I have a jones for your baked ziti.
I have some in the freezer. I can reheat it. It’s so much better that way. The mozzarella gets nice and chewy.
I like that.
YOUR NAME IS CARMELA SOPRANO AND EVERYTHING GOOD GOES INTO THE FREEZER WHERE YOU CAN KEEP AN EYE ON IT
You want some lunch? I got eggplant.
No, no, I just ate.
When you marry a made man, you make your own vow: To be ever prepared to list all the food that’s in the kitchen, any time, day or night. You want something? I have Calabrian chili.
We’ve been driving since 7, nobody’s eaten.
I got no power, I’m closing soon as these last people leave.
Let’s go to Mickey D’s.
Yeah, all right, let’s go.
Nobody’s eaten. Whose fault is that?
You like crème anglaise?
Always the questions he never had an answer to. Anthony, answer the door and see who’s there. Anthony, do you like crème anglaise? “I don’t know how to answer fag questions,” he had tried to explain to his mother once, who accused him of trying to be a smart-ass. “A fag question,” he tried again, “like something I don’t know, that’s a fag question.” Beyond the limits of the known was all faggotry, like California and strangers and unfamiliar highway routes and how to make espresso.
You’re using mesquite. That makes the sausage taste peculiar.
Hi, Grandma.
Happy birthday, my big boy.
There are two kinds of fat in our profession; work fat, or fat incurred in the line of business, which nobody remarks upon, and private, or non-occupational fat, or fat incurred off the books, which everyone is entitled to bust your balls about, including guys junior to you, forever, and it’s part of the job to take it.
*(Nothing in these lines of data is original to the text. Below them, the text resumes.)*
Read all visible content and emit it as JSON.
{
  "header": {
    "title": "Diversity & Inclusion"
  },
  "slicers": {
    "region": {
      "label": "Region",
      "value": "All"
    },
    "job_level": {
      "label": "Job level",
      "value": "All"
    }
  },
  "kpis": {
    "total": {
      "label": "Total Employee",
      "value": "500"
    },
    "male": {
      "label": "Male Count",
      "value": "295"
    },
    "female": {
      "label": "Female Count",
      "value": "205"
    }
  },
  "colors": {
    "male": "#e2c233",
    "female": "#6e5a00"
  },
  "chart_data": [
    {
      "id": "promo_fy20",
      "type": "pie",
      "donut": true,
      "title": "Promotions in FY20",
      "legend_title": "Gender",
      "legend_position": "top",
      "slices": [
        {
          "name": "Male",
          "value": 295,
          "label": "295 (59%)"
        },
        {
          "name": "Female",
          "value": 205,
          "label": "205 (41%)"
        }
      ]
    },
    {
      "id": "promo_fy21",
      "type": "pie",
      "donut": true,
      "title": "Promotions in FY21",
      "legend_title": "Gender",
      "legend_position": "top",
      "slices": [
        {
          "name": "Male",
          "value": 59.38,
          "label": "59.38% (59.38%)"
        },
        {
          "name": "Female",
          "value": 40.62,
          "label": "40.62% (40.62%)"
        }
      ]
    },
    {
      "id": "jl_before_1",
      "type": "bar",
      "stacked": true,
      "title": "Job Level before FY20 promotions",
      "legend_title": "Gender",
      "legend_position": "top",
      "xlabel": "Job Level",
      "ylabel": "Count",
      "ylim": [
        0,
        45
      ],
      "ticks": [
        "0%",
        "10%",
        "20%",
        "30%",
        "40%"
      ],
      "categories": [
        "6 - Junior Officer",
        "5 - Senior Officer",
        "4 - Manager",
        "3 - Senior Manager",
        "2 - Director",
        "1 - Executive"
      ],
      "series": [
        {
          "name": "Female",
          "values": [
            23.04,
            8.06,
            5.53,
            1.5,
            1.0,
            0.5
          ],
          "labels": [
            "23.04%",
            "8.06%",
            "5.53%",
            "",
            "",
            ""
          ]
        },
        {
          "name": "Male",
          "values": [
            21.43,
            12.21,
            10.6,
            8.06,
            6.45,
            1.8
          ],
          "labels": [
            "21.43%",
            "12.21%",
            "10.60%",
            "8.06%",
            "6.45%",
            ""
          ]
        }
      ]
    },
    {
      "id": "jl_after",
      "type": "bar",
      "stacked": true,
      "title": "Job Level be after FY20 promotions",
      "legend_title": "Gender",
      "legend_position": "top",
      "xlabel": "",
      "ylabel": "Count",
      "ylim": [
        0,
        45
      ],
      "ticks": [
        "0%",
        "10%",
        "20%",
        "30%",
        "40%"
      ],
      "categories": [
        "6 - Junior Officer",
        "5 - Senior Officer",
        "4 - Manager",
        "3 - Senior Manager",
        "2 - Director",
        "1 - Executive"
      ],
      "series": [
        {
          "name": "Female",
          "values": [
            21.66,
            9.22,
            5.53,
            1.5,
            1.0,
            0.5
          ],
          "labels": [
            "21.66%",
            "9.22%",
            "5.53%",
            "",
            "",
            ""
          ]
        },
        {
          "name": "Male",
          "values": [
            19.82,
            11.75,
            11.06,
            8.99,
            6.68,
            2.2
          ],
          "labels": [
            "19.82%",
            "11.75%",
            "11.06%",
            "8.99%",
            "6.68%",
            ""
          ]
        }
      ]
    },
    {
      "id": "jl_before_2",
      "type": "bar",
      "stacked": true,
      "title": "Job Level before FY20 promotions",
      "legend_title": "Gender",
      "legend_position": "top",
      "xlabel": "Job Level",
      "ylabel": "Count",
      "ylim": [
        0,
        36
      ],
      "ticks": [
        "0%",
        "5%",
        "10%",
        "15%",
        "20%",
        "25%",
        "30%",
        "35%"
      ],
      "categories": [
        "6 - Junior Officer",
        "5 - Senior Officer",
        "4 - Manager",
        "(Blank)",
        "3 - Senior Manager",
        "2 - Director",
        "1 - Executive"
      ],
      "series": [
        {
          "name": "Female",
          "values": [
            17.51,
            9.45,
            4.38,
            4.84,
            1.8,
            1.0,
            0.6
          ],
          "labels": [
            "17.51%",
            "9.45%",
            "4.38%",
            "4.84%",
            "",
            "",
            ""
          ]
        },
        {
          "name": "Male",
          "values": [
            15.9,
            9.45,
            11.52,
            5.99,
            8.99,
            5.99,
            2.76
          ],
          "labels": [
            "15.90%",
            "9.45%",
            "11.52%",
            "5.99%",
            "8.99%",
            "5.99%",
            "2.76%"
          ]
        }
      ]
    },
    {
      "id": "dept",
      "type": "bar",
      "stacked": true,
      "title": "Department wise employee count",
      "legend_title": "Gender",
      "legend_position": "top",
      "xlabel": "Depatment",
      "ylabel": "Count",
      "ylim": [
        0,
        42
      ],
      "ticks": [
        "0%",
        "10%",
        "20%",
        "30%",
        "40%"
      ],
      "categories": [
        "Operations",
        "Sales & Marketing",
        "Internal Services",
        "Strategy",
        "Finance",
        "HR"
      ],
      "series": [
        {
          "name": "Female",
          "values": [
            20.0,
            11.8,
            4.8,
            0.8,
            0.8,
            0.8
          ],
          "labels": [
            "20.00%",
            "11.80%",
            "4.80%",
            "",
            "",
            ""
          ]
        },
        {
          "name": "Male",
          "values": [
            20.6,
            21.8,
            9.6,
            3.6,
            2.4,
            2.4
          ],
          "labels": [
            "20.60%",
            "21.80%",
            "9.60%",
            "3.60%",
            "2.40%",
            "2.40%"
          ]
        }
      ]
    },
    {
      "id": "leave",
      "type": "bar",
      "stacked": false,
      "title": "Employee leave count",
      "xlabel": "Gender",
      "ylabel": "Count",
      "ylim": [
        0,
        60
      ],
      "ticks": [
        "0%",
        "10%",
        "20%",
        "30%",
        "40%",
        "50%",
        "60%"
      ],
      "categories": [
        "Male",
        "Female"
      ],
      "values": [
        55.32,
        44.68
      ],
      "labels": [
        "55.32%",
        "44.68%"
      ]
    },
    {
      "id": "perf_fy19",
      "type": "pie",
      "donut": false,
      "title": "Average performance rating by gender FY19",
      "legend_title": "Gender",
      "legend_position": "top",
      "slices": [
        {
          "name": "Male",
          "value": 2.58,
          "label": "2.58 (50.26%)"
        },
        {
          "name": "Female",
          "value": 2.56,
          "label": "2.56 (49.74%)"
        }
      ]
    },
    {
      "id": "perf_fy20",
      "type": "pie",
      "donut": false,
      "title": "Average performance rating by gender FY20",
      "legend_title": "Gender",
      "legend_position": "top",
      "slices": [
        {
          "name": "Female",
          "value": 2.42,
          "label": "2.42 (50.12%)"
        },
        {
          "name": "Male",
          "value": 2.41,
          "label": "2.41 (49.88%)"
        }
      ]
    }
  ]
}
You want me to make you pastina? Something in your stomach?
Any major dude with half a heart surely will tell you, my friend. Have you ever seen a squonk’s tears? Have they settled in your stomach? You are Anthony Soprano, and it is 2004, and the 4th-generation iPod coming out later this year is supposed to have a color screen, and your stomach hurts.